Not macht erfinderisch – und das Coronavirus manchmal auch: Auto-Konzerte sind die ultimative Antwort auf die aktuellen Veranstaltungsverbote. Autokinos überall in Deutschland haben sich auf das neue Format eingeschossen.

autokino

Autokino – Foto: Clemens Mirwald / pixelio.de

Geschützter Spaß

Getreu dem Motto „My car is my castle“ garantiert ein Auto-Konzert alles, um den strengen Abstandsregeln genüge zu tun: kein Gedrängel, kein heißer Atem im Nacken, sondern allenfalls ein bisschen Kuscheln mit dem Lieblingsmenschen. Sogar der Sound kommt nicht durchs offene Fenster, sondern per Ultrakurzwelle aus dem Autoradio.

Dies ist schon der zweite Schub, den Corona den deutschen Autokinos beschert. Denn was ist die natürliche Bestimmung eines Autokinos? Natürlich Filme zu zeigen. Und da auch die deutschen Kinos seit Mitte März geschlossen sind, haben die Autokino-Betreiber ihr Marktchance ergriffen. Aus dem nostalgischen Kinovergnügen, das in den 1950er-Jahren erblühte und hierzulande einige treue Fans hatte, wurde ein massentaugliches Medium. Und jetzt ist das völlig unerwartete Revival um eine neuartige Facette reicher – eben das Autokonzert.

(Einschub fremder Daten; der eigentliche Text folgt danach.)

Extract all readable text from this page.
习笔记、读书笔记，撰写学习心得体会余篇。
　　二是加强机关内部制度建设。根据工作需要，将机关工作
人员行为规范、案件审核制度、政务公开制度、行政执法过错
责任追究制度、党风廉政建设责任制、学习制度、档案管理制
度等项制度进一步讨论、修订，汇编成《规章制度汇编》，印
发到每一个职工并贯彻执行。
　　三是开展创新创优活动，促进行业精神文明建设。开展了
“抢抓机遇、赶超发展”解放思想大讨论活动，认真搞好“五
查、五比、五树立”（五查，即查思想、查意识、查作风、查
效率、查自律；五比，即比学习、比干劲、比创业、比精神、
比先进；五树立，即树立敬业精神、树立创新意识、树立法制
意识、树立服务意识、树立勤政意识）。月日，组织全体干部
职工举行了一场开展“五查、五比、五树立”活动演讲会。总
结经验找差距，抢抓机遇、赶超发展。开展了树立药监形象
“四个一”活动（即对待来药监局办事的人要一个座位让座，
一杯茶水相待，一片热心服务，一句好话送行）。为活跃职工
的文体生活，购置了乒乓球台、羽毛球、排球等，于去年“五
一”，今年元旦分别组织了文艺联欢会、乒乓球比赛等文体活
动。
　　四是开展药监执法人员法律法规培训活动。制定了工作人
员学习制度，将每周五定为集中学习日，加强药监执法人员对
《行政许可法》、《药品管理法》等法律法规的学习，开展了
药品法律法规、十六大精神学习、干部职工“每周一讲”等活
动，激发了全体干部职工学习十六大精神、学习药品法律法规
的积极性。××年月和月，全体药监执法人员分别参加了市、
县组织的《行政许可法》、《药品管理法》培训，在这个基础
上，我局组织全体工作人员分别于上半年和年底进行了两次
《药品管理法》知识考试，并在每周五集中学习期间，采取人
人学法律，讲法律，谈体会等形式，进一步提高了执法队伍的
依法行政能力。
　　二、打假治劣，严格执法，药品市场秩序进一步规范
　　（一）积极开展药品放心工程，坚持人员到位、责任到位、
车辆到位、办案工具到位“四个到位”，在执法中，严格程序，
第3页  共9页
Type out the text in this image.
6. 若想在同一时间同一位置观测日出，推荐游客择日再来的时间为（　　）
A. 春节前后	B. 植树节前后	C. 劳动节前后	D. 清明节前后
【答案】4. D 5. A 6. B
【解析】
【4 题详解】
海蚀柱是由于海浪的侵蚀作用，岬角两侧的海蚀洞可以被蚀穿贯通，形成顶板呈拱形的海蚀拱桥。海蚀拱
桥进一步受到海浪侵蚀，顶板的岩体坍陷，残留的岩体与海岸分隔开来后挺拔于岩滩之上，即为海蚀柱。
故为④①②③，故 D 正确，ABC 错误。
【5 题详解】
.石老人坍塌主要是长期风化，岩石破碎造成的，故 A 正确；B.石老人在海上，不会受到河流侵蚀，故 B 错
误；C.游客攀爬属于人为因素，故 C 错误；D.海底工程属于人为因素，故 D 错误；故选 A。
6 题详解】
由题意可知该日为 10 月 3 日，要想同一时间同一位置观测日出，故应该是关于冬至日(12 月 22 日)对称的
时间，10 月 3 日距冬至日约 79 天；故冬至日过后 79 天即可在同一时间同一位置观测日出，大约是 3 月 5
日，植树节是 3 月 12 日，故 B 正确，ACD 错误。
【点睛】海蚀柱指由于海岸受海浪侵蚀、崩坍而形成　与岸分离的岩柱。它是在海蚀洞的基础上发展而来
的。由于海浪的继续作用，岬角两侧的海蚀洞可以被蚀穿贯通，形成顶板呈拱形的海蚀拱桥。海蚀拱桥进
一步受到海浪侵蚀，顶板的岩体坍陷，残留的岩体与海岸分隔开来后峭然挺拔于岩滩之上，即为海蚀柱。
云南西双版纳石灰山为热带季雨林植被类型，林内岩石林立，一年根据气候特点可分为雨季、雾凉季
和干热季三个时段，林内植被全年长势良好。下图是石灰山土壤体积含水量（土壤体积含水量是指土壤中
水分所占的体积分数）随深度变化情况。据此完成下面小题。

Autokonzert-Hochburgen in NRW

Knapp zwei Dutzend deutsche Autokinos haben die Saure-Gurken-Zeit überdauert, bis nun das Coronavirus kam. Etwa genauso viele Spielstätten wurden in Windeseile zusätzlich eingerichtet, um den Menschen cineastische, musikalische und vor allem virenfreie Zerstreuung zu bieten. Die Autokino-Landschaft reicht von Berlin bis Köln, von Dortmund bis Leipzig. Besonders groß ist die Dichte im Ruhrgebiet. In Hannover haben Terry Hoax, Sido und Fury in the Slaughterhouse schon Line-Konzerte angekündigt.

Ob Autokonzerte nur eine Marotte unserer ganz besonderen Gegenwart bleiben? Mag sein. Aber vielleicht bekommen die Leute von heute ja Lust auf diese alte, neue Art von Gemeinsamkeit. Das wäre mal eine anregende „neue Normalität“.